Important Lessons From Ex-governor's High Asset Divorce Case

The high asset divorce of an infamous former New York governor from his wife caught the media's attention recently, so it could not be avoided by many Louisville, Kentucky readers. The settlement awarded the wife $7.5 million in cash and the New York City home. The ex-governor was ordered to pay $240,000 annually to his ex-wife until she remarries or dies. Although this divorce case became controversial due to the infidelity of the former governor, it is a better example of important lessons about divorce, financial security, and marital agreements.

"Gray Divorces"

This divorce also exemplifies "gray divorce," which involves people aged 50 and above. In the United States, it was estimated that one in four of all divorce cases in a recent calendar year were for couples ages 50 and over. Although gray divorces usually are spared from child custody conflicts and child support disputes, given that the couple's children should be adults, the end of a marriage this late in life may have a huge impact on the future financial stability of both spouses.

Prenuptial Agreements

In order to secure a spouse's finances, entering a prenuptial agreement may be a great idea. A prenuptial agreement is a written contract that identifies the financial rights and responsibilities of each party. This document addresses any assets owned by either or both parties and identifies properties exempted from the property division upon divorce.
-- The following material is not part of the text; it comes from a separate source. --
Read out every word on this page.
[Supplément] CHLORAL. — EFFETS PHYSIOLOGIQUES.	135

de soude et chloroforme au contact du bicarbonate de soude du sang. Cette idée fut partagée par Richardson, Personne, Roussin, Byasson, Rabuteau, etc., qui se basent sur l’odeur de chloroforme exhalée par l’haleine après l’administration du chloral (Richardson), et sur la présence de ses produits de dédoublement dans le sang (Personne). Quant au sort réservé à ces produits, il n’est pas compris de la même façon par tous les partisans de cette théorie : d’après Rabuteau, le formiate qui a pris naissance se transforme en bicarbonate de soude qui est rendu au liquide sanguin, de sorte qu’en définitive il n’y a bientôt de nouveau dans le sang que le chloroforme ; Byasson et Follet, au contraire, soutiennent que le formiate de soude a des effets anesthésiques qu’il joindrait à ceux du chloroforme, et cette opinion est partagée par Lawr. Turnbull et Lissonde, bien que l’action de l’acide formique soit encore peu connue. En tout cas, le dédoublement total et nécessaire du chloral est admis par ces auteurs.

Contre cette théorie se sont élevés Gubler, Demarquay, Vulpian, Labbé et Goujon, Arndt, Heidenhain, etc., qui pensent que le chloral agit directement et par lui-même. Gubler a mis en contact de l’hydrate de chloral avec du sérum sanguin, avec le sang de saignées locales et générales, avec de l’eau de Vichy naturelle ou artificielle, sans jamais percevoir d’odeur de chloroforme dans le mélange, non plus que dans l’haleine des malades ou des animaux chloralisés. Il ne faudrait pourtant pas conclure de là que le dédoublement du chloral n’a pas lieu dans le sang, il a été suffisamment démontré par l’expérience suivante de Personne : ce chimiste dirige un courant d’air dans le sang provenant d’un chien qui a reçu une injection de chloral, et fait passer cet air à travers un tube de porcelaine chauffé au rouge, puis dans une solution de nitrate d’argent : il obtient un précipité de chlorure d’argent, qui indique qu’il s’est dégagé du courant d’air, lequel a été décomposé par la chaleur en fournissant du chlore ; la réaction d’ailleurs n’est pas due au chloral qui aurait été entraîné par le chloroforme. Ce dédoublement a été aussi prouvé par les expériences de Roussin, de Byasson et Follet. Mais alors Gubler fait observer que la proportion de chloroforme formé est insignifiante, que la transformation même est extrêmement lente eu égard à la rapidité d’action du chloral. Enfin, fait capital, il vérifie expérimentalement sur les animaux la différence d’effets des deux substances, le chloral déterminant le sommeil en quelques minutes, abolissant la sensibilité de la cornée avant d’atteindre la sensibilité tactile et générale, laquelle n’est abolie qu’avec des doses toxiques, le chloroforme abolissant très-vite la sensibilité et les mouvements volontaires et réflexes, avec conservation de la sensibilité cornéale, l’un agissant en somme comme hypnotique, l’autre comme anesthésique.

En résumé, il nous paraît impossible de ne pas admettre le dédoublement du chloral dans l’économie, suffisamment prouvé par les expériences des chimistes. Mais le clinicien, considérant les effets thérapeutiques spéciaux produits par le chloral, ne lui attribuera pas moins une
It can also shed light on how debts will be settled.

Discussing a premarital agreement with the other partner is usually challenging. Most of the challenges are often associated with the efficiency of the marital contract and guaranteeing that the document is enforceable. Spouses should remember that a prenuptial agreement must be in writing, must involve full disclosure of assets from both parties and must be completed long before the actual marriage ceremony. Otherwise, the document can be nullified, jeopardizing the document's purpose of protecting one party from a post-divorce financial disaster.